Excesso de telas e redução de experiências ao ar livre impactam desenvolvimento motor, cognitivo e social de crianças, apontam especialistas
Dados mostram que 93% de crianças e adolescentes estão conectados à internet, enquanto especialistas alertam para a redução de experiências essenciais na infância

Mudanças no comportamento infantil têm preocupado pais, educadores e especialistas em desenvolvimento. Entre os principais pontos observados estão dificuldades de concentração, limitações na coordenação motora e desafios na interação social, situações que antes eram consideradas pontuais, mas que agora se tornam cada vez mais frequentes no ambiente familiar e escolar.
De acordo com dados do Comitê Gestor da Internet no Brasil, 93% das crianças e adolescentes entre 9 e 17 anos utilizam a internet, muitas vezes por longos períodos diários. Esse cenário, somado ao aumento do tempo de tela e à redução das atividades ao ar livre, tem limitado experiências fundamentais para o desenvolvimento integral.
Atividades simples e essenciais, como correr, pular, explorar ambientes diversos e lidar com frustrações cotidianas, vêm perdendo espaço na rotina infantil. Especialistas apontam que essa mudança impacta diretamente o processo de aprendizagem e o desenvolvimento emocional.
“A criança aprende com o corpo todo. Quando ela se movimenta, explora e interage com o ambiente, desenvolve não apenas o físico, mas também o cognitivo e o emocional”, explica Virginia Lucas, psicopedagoga e diretora do Colégio Anchieta – Unidade Aquarius, instituição que integra a Rede Inspira de Educadores.
Além dos impactos no desenvolvimento físico e cognitivo, a convivência social também é afetada. Dificuldades em respeitar regras, lidar com frustrações e conviver em grupo têm sido cada vez mais observadas no cotidiano escolar. Segundo especialistas, a ausência de experiências coletivas e presenciais pode comprometer competências socioemocionais importantes para a vida em sociedade.

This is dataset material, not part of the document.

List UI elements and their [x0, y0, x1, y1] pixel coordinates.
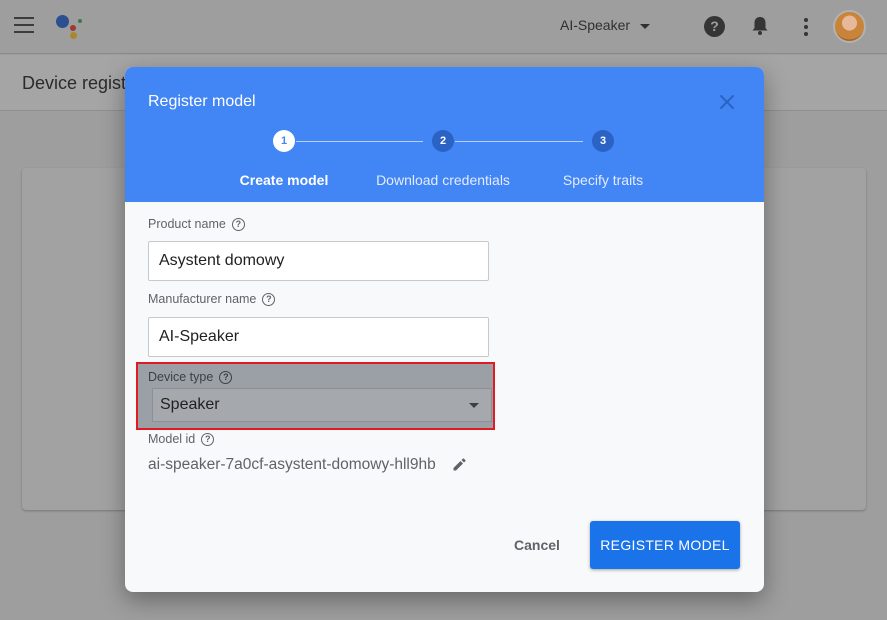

Diante desse cenário, cresce a discussão sobre a necessidade de equilibrar o uso da tecnologia com vivências no mundo real. Incentivar o brincar livre, o contato com a natureza e os momentos em família são apontados como estratégias fundamentais para estimular autonomia, criatividade e um desenvolvimento mais saudável.
“Mais do que limitar o uso de telas, é fundamental ampliar as vivências no mundo real. A criança precisa de espaço para brincar, explorar e se desenvolver de forma completa”, pontua a especialista.
Para educadores, o desafio vai além da identificação do problema: envolve a reorganização da rotina infantil, garantindo espaços físicos e afetivos que favoreçam experiências reais. O resgate do movimento, da convivência e da exploração do ambiente é visto como essencial para uma infância mais equilibrada e saudável.